A Dynamics and Control Study of the New H1N1 Influenza with Two Roots of Infection: The Impact of Optimal Vaccination and Treatment

H1N1 influenza, also known as swine flu, is a subtype of the influenza A virus that can infect humans, pigs, and birds. Sensitivity analysis and optimal control studies play a crucial role in understanding the dynamics of H1N1 influenza. In this study, we have derived a mathematical model incorporating both symptomatic and asymptomatic infections, as well as vaccination, to assess the impact of key parameters on disease transmission.

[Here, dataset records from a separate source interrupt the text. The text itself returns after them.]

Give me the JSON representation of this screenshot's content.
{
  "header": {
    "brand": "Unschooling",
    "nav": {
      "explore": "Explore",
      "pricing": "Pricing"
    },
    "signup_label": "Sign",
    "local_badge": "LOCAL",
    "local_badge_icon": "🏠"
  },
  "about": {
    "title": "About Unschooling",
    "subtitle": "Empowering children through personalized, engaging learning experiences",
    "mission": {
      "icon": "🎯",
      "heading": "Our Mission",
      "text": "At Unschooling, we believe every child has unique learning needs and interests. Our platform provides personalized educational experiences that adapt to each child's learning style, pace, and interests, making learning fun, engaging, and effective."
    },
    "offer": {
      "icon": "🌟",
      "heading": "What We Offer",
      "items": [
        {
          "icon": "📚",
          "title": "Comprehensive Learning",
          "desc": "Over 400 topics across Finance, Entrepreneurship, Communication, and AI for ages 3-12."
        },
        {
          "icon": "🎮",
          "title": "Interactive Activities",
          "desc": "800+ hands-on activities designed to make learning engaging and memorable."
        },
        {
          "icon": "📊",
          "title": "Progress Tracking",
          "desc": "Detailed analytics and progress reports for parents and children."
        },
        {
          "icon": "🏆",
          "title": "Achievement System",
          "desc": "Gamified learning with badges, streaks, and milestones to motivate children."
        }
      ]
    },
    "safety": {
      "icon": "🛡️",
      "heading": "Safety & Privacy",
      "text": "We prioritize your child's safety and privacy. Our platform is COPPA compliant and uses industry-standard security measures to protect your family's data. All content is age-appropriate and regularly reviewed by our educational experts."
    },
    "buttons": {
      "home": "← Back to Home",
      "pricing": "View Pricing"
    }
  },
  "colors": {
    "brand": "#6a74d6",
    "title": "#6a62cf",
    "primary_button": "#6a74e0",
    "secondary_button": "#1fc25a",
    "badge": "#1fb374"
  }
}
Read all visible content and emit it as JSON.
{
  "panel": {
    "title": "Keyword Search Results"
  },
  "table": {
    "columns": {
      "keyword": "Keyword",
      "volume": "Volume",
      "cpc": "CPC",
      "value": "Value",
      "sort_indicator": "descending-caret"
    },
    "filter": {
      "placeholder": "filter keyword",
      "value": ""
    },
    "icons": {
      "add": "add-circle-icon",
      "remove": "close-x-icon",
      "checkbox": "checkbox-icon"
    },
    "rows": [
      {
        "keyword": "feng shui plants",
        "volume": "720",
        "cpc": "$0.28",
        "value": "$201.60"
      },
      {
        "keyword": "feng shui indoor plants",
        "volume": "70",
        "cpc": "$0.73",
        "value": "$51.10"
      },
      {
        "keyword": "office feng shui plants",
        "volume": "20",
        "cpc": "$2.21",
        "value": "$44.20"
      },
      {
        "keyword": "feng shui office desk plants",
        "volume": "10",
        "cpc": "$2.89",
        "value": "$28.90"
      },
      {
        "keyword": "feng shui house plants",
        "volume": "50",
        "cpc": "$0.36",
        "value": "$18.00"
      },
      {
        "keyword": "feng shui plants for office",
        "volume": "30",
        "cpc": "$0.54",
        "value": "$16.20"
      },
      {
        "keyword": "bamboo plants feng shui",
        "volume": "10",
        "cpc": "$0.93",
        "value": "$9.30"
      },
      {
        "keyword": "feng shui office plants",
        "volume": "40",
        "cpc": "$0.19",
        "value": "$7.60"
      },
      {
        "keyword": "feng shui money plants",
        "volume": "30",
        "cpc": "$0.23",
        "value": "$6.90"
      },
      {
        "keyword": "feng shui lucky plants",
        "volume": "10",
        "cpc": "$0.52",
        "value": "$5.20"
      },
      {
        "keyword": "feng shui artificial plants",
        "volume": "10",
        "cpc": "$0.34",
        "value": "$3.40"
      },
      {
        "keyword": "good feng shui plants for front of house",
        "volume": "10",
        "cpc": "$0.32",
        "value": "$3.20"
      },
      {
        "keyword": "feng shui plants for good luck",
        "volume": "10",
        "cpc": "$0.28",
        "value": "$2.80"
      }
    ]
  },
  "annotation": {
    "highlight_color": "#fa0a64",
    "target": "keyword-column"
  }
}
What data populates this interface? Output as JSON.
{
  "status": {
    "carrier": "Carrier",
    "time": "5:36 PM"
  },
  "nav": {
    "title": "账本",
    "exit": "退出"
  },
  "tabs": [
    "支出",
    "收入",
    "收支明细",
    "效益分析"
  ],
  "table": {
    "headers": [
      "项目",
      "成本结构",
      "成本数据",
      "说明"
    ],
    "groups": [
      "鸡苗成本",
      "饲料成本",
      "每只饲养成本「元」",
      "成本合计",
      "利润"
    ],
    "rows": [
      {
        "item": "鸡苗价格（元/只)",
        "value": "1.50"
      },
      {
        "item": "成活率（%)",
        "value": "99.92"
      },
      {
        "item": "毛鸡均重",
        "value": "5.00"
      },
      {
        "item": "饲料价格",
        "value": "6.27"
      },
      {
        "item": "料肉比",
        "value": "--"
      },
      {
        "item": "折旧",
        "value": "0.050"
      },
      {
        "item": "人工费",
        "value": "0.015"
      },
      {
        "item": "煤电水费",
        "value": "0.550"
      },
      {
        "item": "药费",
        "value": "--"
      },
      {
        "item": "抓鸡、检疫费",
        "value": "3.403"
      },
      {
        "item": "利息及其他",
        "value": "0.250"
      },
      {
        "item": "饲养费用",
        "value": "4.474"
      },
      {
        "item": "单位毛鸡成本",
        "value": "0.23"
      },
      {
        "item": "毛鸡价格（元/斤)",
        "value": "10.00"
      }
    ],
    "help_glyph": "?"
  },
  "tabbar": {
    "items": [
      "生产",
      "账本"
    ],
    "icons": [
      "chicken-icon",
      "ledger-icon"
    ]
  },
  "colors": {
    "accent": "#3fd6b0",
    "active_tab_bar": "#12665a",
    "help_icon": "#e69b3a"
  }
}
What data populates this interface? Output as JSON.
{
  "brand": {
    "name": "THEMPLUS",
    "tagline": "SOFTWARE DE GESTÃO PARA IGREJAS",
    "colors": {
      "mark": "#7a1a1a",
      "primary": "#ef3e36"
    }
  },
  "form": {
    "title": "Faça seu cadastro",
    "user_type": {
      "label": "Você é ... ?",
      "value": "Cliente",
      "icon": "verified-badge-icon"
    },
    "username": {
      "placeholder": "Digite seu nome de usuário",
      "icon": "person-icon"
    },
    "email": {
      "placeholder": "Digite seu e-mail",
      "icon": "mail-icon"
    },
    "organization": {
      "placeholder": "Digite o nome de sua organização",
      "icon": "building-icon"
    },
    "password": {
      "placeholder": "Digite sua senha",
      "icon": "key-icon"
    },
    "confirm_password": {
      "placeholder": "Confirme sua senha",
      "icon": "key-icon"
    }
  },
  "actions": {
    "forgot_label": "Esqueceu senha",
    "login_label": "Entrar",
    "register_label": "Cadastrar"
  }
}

Also, we have assumed a density-dependent infection transmission in the modeling process of H1N1 dynamics. We determine the basic reproduction number using the next-generation matrix method and found that the disease-free equilibrium is stable when the basic reproduction number R 0 < 1 and the endemic equilibrium exists and is stable globally when R 0 > 1 . By performing sensitivity analysis, the most influential factors affecting infection spread are identified, aiding in targeted intervention strategies. Optimal control techniques are then applied to determine the best approaches to minimize infections while considering resource constraints. The findings provide valuable insights for public health policies, offering effective strategies for mitigating H1N1 outbreaks and enhancing disease management efforts using optimal vaccination.